This year’s Kenya Art Fair at Sarit Centre was a relatively Spartan affair.
There were fewer booths than in years past due to the inflated costs of booking a display booth. The fees shot up nearly three times, scaring away many artists.
The fact that there were fewer artist talks and panels this year was surprising given the thriving nature of Nairobi’s local art scene. Three sessions of art talks is all we got this year.
This is in contrast to years past when during the four-day festival, there could have been at least three sessions every day (apart from opening night).
And occasionally three in a morning and two or three in the afternoon.
No doubt, audiences (which largely consisted of up-and-coming younger artists) appreciated hearing from Mukuru-based artist Shabu Mwangi.
In addition to his illustrious career as a painter, he is also the founder the Wajukii Art Project which has mentored many young Kenyan artists from informal settlements.
The ‘Q and A’ session between the Kenyatta University lecturer and painter Anne Mwiti, Kuona-based artist and co-founder of Brush tu Art David Thuku and Dan Handa, one of the Fair organisers, was also well received.
Young artists were especially keen to hear from Circle Art Gallery co-founder and curator Danda Jacoljmek who offered insights into moving forward in the local art industry.
One of the best things about the Art Fair is that younger artists got a chance to meet some of the older, more seasoned artists.
For instance, this year three giant sculptures by Joseph Bertiers Mbatia took centre stage at the fair.
So when he finally arrived, he had a slew of visitors to his booth and to his larger-than-life sculptures wanting to discuss his marvellous artworks.

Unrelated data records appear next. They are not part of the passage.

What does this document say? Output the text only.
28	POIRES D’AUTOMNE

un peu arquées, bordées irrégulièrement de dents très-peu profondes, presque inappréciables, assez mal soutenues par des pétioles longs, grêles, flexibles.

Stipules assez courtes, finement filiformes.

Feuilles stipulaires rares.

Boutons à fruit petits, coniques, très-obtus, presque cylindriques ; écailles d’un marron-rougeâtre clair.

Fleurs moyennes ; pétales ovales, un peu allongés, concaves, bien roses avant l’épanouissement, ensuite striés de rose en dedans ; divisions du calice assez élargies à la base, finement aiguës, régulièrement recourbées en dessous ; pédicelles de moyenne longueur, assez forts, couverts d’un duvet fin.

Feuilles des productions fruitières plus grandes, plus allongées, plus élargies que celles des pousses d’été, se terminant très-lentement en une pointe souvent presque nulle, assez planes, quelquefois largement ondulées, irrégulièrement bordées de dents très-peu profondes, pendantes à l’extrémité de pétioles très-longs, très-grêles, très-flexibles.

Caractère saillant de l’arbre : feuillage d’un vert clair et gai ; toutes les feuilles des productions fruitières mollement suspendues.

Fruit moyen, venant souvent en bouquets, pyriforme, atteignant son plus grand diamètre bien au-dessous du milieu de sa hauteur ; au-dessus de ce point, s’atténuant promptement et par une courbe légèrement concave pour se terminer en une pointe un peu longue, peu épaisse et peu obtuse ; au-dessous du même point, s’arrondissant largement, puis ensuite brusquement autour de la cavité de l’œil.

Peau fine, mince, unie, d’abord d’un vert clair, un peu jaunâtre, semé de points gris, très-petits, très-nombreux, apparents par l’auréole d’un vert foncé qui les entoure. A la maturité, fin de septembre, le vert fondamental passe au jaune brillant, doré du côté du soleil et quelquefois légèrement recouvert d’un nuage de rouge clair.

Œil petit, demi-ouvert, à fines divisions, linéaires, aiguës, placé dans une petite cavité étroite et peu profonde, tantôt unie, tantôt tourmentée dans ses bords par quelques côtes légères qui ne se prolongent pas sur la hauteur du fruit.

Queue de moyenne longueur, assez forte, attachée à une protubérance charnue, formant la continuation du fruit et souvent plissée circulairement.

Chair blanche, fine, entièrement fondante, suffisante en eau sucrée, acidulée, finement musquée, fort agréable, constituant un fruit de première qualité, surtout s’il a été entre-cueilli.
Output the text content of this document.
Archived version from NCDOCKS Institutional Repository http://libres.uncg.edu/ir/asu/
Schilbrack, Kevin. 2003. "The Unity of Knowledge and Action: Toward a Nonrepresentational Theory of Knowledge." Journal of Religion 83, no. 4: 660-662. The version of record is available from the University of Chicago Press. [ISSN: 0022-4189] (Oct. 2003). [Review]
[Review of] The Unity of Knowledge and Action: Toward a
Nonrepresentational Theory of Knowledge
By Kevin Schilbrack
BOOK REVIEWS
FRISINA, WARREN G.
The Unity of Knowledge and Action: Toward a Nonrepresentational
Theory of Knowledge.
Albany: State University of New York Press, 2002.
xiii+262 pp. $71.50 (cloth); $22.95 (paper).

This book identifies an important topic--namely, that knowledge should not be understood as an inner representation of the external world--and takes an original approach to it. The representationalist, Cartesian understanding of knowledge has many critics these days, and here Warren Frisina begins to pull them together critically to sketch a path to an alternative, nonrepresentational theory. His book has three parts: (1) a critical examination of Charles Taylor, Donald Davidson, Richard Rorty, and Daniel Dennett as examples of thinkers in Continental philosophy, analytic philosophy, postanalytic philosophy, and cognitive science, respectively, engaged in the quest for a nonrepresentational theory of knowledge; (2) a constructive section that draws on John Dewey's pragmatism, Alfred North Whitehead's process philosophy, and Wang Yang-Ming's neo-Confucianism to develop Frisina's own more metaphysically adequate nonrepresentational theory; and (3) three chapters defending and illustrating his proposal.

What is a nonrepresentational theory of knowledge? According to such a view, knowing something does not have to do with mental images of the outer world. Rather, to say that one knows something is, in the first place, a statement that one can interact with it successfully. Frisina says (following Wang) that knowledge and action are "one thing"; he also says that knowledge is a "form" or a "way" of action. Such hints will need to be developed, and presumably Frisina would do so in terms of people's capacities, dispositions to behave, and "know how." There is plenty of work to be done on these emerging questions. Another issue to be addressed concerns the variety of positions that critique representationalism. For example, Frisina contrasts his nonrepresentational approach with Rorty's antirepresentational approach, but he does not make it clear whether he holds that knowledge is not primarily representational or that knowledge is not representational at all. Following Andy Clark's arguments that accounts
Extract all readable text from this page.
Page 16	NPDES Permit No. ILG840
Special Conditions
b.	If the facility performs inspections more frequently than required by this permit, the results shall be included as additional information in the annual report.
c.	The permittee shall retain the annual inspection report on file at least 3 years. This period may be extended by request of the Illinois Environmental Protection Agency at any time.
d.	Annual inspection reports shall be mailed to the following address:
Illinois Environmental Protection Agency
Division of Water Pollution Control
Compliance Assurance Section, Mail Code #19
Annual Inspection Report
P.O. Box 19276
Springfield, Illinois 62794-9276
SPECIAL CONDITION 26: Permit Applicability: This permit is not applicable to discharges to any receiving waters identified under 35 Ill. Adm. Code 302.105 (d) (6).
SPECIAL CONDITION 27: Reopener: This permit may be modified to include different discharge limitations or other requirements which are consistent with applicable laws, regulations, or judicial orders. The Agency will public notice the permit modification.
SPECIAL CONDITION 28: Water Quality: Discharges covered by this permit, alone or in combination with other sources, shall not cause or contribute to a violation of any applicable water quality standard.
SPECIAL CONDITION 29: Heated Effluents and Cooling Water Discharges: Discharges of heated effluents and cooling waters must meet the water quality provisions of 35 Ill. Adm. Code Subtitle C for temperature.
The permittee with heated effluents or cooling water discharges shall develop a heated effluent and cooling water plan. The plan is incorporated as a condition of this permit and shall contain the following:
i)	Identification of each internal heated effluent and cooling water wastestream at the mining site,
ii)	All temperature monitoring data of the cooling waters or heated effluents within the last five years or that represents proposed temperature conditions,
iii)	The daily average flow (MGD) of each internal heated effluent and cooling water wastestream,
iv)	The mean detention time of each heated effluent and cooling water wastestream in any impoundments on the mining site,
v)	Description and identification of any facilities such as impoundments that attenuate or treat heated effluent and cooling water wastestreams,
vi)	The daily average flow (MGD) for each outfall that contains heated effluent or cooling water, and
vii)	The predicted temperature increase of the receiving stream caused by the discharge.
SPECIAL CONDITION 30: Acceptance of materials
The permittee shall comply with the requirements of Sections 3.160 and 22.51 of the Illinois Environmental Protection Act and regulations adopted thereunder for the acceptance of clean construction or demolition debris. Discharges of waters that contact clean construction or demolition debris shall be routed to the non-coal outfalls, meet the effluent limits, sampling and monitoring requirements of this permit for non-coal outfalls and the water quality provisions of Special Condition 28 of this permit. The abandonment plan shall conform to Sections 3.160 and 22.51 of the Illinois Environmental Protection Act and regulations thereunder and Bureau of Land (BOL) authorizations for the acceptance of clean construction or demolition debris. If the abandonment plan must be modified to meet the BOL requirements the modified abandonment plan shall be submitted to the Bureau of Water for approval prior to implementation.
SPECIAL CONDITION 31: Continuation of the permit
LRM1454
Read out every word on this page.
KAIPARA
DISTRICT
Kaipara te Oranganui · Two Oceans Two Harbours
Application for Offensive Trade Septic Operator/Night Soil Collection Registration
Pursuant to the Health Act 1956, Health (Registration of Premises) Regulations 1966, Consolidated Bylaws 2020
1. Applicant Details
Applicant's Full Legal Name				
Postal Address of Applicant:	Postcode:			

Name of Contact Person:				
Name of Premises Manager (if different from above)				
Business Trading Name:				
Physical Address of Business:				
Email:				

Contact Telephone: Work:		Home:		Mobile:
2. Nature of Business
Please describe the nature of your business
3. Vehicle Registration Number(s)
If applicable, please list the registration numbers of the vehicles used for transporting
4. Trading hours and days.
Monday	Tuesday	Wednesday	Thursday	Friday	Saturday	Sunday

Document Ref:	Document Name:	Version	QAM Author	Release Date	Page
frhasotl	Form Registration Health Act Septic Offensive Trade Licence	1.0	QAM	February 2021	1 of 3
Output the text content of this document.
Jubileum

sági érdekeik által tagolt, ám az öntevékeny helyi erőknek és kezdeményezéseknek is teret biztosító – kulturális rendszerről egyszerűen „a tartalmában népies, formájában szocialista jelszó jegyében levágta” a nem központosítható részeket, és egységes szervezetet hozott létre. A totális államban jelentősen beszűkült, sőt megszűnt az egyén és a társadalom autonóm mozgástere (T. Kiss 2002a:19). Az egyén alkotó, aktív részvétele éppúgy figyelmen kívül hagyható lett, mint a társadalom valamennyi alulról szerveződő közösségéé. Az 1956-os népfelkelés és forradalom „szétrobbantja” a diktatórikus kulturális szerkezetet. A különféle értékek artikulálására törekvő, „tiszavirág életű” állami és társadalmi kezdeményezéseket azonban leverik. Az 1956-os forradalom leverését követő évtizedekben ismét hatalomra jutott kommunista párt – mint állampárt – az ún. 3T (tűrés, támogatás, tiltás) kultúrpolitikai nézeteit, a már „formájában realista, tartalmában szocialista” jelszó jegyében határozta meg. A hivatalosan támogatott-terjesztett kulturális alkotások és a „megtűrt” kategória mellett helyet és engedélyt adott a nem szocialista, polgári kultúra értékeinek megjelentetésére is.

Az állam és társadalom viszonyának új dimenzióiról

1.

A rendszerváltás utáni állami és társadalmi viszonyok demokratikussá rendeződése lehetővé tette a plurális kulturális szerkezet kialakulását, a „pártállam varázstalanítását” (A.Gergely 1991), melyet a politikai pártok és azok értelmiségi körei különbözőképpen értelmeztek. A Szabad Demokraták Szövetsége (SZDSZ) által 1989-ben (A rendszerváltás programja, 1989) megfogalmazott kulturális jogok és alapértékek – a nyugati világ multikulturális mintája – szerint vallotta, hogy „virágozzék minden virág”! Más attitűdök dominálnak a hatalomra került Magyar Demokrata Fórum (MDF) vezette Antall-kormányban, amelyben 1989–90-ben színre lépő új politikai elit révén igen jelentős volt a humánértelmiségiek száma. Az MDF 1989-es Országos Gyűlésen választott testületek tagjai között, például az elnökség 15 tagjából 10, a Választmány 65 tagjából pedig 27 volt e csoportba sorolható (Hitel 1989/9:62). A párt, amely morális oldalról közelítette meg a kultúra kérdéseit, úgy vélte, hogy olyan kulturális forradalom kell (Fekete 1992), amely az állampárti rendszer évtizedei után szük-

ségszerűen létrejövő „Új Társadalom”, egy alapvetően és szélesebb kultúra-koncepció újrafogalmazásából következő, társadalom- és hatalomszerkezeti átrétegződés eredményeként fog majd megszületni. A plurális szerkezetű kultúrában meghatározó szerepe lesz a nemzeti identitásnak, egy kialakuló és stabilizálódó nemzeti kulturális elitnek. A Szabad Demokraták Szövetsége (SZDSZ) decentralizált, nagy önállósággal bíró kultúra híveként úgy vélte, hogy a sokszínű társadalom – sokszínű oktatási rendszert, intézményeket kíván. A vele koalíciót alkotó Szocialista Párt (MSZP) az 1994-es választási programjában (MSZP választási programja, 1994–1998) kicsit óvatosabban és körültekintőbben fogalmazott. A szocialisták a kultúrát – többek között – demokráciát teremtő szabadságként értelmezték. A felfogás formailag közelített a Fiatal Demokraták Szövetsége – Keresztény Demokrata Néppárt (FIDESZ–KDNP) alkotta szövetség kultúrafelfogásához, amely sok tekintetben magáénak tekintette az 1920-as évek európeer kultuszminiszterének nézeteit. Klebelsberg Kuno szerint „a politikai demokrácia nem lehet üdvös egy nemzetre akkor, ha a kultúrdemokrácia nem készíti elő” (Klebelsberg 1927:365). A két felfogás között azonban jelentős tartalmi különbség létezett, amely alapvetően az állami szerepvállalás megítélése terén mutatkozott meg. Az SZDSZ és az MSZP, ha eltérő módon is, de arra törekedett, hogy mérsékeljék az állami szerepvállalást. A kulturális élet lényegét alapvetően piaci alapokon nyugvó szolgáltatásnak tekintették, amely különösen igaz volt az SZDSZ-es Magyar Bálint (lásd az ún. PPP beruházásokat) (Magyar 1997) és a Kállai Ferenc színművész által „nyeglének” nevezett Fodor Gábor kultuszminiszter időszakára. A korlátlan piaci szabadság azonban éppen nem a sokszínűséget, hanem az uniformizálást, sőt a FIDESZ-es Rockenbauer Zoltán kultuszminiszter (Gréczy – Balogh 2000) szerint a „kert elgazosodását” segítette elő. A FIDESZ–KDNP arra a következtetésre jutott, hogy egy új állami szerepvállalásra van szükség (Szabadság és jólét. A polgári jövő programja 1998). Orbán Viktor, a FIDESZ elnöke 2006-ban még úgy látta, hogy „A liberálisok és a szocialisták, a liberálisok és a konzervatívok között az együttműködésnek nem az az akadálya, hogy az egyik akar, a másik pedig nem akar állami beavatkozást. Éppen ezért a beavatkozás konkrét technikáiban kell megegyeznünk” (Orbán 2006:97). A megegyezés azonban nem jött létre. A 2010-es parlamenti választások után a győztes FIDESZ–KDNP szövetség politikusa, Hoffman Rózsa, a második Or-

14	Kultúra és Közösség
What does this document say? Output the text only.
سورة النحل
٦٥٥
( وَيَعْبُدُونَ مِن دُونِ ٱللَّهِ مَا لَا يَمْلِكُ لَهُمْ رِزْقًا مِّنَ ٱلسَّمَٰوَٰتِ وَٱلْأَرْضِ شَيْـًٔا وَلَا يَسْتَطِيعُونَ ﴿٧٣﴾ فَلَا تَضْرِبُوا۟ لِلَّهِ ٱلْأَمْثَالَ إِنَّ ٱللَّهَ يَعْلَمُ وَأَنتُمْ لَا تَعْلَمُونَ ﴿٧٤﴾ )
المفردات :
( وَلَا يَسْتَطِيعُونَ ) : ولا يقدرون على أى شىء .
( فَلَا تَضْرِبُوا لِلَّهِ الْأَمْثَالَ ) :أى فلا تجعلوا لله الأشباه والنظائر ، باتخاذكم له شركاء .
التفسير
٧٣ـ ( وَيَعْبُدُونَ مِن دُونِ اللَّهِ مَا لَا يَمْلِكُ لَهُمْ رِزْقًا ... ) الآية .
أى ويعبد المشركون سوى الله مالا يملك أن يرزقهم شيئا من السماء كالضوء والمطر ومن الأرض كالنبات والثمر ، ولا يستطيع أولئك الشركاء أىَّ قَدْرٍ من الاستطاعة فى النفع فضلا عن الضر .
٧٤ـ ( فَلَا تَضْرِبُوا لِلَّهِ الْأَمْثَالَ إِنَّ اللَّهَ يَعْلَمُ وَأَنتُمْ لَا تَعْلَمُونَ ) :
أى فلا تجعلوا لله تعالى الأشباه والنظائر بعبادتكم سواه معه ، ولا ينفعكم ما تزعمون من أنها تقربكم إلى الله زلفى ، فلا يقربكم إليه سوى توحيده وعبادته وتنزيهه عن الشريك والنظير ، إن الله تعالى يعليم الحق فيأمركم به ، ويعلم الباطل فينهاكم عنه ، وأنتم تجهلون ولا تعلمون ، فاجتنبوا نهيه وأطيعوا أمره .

Another well-seasoned artist who booked a booth of his own and attracted the attention of many young Kenyans was the painter and jewellery artist Njee Muturi.
He creates exquisite bracelets, necklaces, rings and earrings out of silver spoons and forks. There were about 10 solo exhibitions at the fair.
They included artworks by Michael Soi, Patrick Kinuthia, John Ndungu, Pascal Chuma, Elaine Kehew, Eddy Ochieng’, Patrick Ng’ang’a and Melusine Towler.
But what was more exciting was seeing so many new faces showcasing their art for the first time.
The one I was most excited about was Ziwa Zambarau, a quartet of young Kenyan women artists who have formed one of the first women visual artists’ collectives (HAWA spearheaded by Lydia Galava was the first).
The group includes Virginia Wakianda, Moira Bush Kimani, Naitiemu Nyantom and Evilidah Wasai.
There were at least 12 booths devoted to group displays. Among the groups were Dust Depo, Brush tu Art, Bobea Art Centre, The GoDown, Little Art Gallery, The Mix from Kakuma Refugee Camp, Cross Stitch, BIEA, Kenyatta University, Silver, Kimani and Endo, Njogu and Sonko, and of course, Kuona Trust who launched the first Kenya Art Fair and organised it ever since.
One of the most popular venues at the fair, apart from the Wasanii Exhibition, was Caricatures, the booth where artists Paul Njihia, Nadia Wamunyu and James Njoroge created affordable and fun portraits of visitors right on the spot.
Finally, the art fair catalogue was well done this year with the cover painting by Hussein Halfawi and the design by Jess Atieno.